La comunità di Pagiano ha molto a cuore i monumenti che testimoniano la loro fede perciò ha iniziato a raccogliere i primi fondi. Con l’aiuto dell’associazione Passeggiate nella Storia, del Lions Club Pontassieve–Valle del Sieve e dello Studio Tecnico Associato di Pontassieve, che ha donato il progetto, i lavori sono iniziati in luglio. Il Tabernacolo di Paterno, nato dalla devozione popolare e costruito all’incrocio di due strade storiche, è un bell’esempio di edicola sacra risalente probabilmente alla seconda metà del ‘700. Sull’arco in pietra serena della nicchia che incornicia il bel dipinto della Madonna con il bambin Gesù e Santi, lo stemma vallombrosano con la “gruccia di San Giovanni Gualberto”.
L’intervento di restauro, in corso di esecuzione, ha riguardato inizialmente la copertura del tabernacolo , a seguire sono state eseguite le fasi di pulitura della pietra arenaria e la ricostruzione degli antichi intonaci andando a cercare le calci nelle storiche fornaci di Impruneta.

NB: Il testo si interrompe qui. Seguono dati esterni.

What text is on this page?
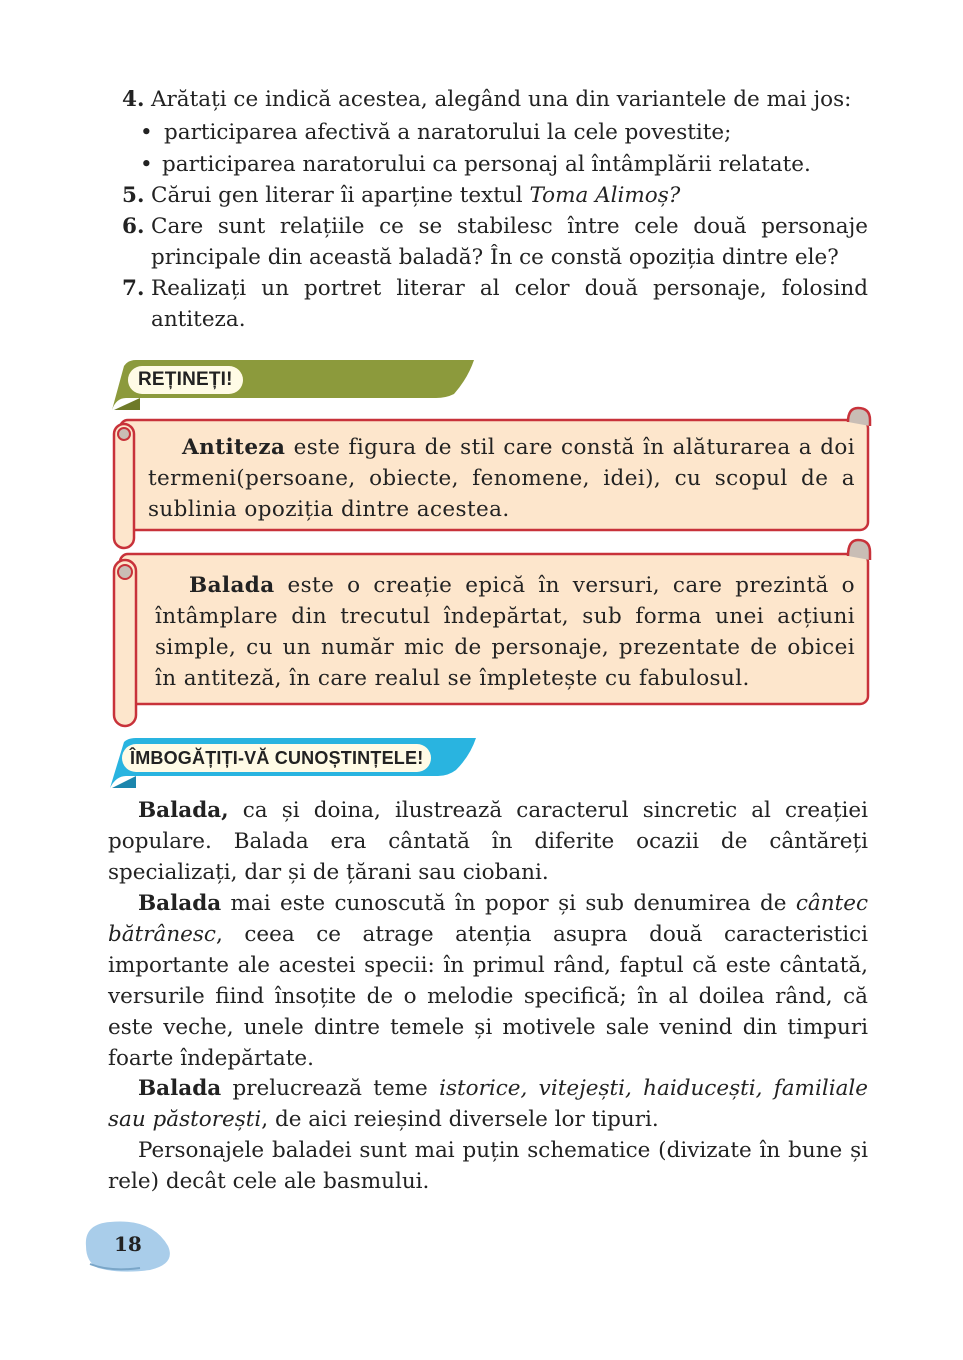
4. Arătați ce indică acestea, alegând una din variantele de mai jos:
• participarea afectivă a naratorului la cele povestite;
• participarea naratorului ca personaj al întâmplării relatate.
5. Cărui gen literar îi aparține textul Toma Alimoș?
6. Care sunt relațiile ce se stabilesc între cele două personaje principale din această baladă? În ce constă opoziția dintre ele?
7. Realizați un portret literar al celor două personaje, folosind antiteza.
REȚINEȚI!
Antiteza este figura de stil care constă în alăturarea a doi termeni(persoane, obiecte, fenomene, idei), cu scopul de a sublinia opoziția dintre acestea.
Balada este o creație epică în versuri, care prezintă o întâmplare din trecutul îndepărtat, sub forma unei acțiuni simple, cu un număr mic de personaje, prezentate de obicei în antiteză, în care realul se împletește cu fabulosul.
ÎMBOGĂȚIȚI-VĂ CUNOȘTINȚELE!
Balada, ca și doina, ilustrează caracterul sincretic al creației populare. Balada era cântată în diferite ocazii de cântăreți specializați, dar și de țărani sau ciobani.
Balada mai este cunoscută în popor și sub denumirea de cântec bătrânesc, ceea ce atrage atenția asupra două caracteristici importante ale acestei specii: în primul rând, faptul că este cântată, versurile fiind însoțite de o melodie specifică; în al doilea rând, că este veche, unele dintre temele și motivele sale venind din timpuri foarte îndepărtate.
Balada prelucrează teme istorice, vitejești, haiducești, familiale sau păstorești, de aici reieșind diversele lor tipuri.
Personajele baladei sunt mai puțin schematice (divizate în bune și rele) decât cele ale basmului.
18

Il lavoro di recupero proseguirà con il restauro del dipinto dentro la nicchia attualmente nascosto sotto strati di colore. Il termine dei lavori è previsto per la fine di ottobre.

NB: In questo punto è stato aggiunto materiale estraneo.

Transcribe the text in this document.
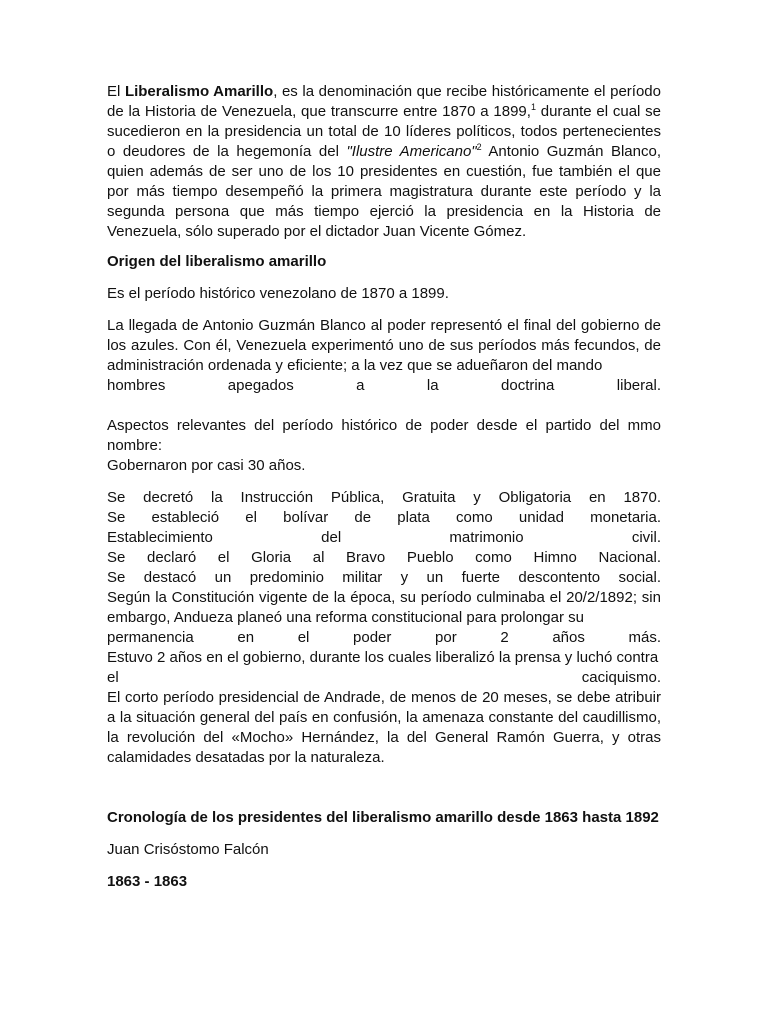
El Liberalismo Amarillo, es la denominación que recibe históricamente el período de la Historia de Venezuela, que transcurre entre 1870 a 1899,$^1$ durante el cual se sucedieron en la presidencia un total de 10 líderes políticos, todos pertenecientes o deudores de la hegemonía del "Ilustre Americano"$^2$ Antonio Guzmán Blanco, quien además de ser uno de los 10 presidentes en cuestión, fue también el que por más tiempo desempeñó la primera magistratura durante este período y la segunda persona que más tiempo ejerció la presidencia en la Historia de Venezuela, sólo superado por el dictador Juan Vicente Gómez.

Origen del liberalismo amarillo

Es el período histórico venezolano de 1870 a 1899.

La llegada de Antonio Guzmán Blanco al poder representó el final del gobierno de los azules. Con él, Venezuela experimentó uno de sus períodos más fecundos, de administración ordenada y eficiente; a la vez que se adueñaron del mando

hombres apegados a la doctrina liberal.

Aspectos relevantes del período histórico de poder desde el partido del mmo nombre:

Gobernaron por casi 30 años.

Se decretó la Instrucción Pública, Gratuita y Obligatoria en 1870.

Se estableció el bolívar de plata como unidad monetaria.

Establecimiento del matrimonio civil.

Se declaró el Gloria al Bravo Pueblo como Himno Nacional.

Se destacó un predominio militar y un fuerte descontento social.

Según la Constitución vigente de la época, su período culminaba el 20/2/1892; sin embargo, Andueza planeó una reforma constitucional para prolongar su

permanencia en el poder por 2 años más.

Estuvo 2 años en el gobierno, durante los cuales liberalizó la prensa y luchó contra

el caciquismo.

El corto período presidencial de Andrade, de menos de 20 meses, se debe atribuir a la situación general del país en confusión, la amenaza constante del caudillismo, la revolución del «Mocho» Hernández, la del General Ramón Guerra, y otras calamidades desatadas por la naturaleza.

Cronología de los presidentes del liberalismo amarillo desde 1863 hasta 1892

Juan Crisóstomo Falcón

1863 - 1863
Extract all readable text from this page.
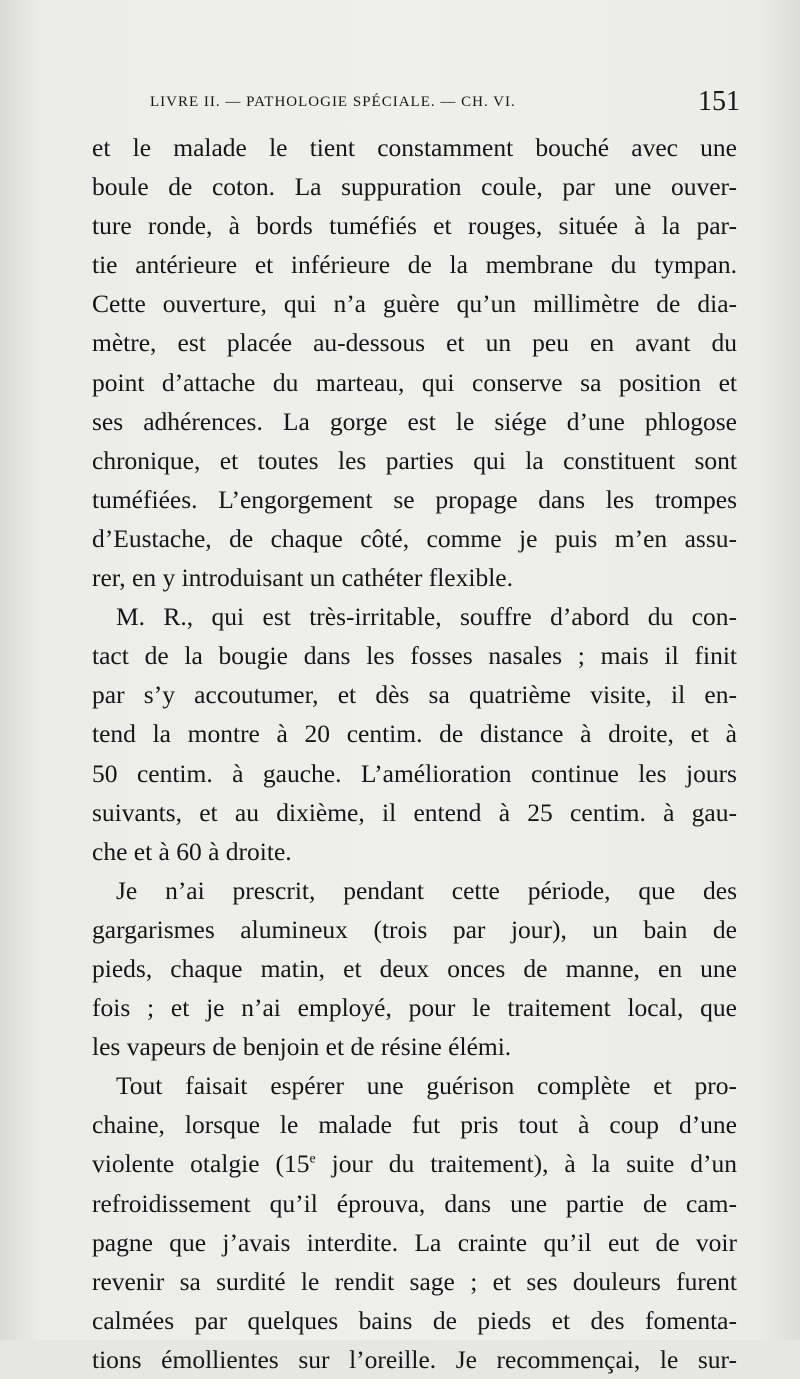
LIVRE II. — PATHOLOGIE SPÉCIALE. — CH. VI.	151
et le malade le tient constamment bouché avec une
boule de coton. La suppuration coule, par une ouver-
ture ronde, à bords tuméfiés et rouges, située à la par-
tie antérieure et inférieure de la membrane du tympan.
Cette ouverture, qui n’a guère qu’un millimètre de dia-
mètre, est placée au-dessous et un peu en avant du
point d’attache du marteau, qui conserve sa position et
ses adhérences. La gorge est le siége d’une phlogose
chronique, et toutes les parties qui la constituent sont
tuméfiées. L’engorgement se propage dans les trompes
d’Eustache, de chaque côté, comme je puis m’en assu-
rer, en y introduisant un cathéter flexible.
M. R., qui est très-irritable, souffre d’abord du con-
tact de la bougie dans les fosses nasales ; mais il finit
par s’y accoutumer, et dès sa quatrième visite, il en-
tend la montre à 20 centim. de distance à droite, et à
50 centim. à gauche. L’amélioration continue les jours
suivants, et au dixième, il entend à 25 centim. à gau-
che et à 60 à droite.
Je n’ai prescrit, pendant cette période, que des
gargarismes alumineux (trois par jour), un bain de
pieds, chaque matin, et deux onces de manne, en une
fois ; et je n’ai employé, pour le traitement local, que
les vapeurs de benjoin et de résine élémi.
Tout faisait espérer une guérison complète et pro-
chaine, lorsque le malade fut pris tout à coup d’une
violente otalgie (15e jour du traitement), à la suite d’un
refroidissement qu’il éprouva, dans une partie de cam-
pagne que j’avais interdite. La crainte qu’il eut de voir
revenir sa surdité le rendit sage ; et ses douleurs furent
calmées par quelques bains de pieds et des fomenta-
tions émollientes sur l’oreille. Je recommençai, le sur-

L’associazione Passeggiate nella Storia (www.passeggiatenellastoria.net) attraverso il programma televisivo omonimo che va in onda su Tele Iride ha lanciato la campagna di raccolta fondi “Adotta un monumento”. Tuttti con pochi denari, puossono contribuire al restauro di questo tabernacolo e al mantenimento della bellezza della Toscana e di tutto il territorio .
“Come Amministrazione Comunale – afferma l’Assessore ai Lavori Pubblici Giulia Rimini – ringraziamo e siamo molto contenti di ospitare e dare risalto a questa iniziativa, un bell’esempio di collaborazione fra Ente pubblico, associazioni e cittadini guidati dall’amore per il loro paese. Sarà bello, terminati i lavori riconsegnare alla gente di Pelago una parte della loro storia, sarà bello scoprire che è stato possibile perché tutti insieme… ‘si può fare’”.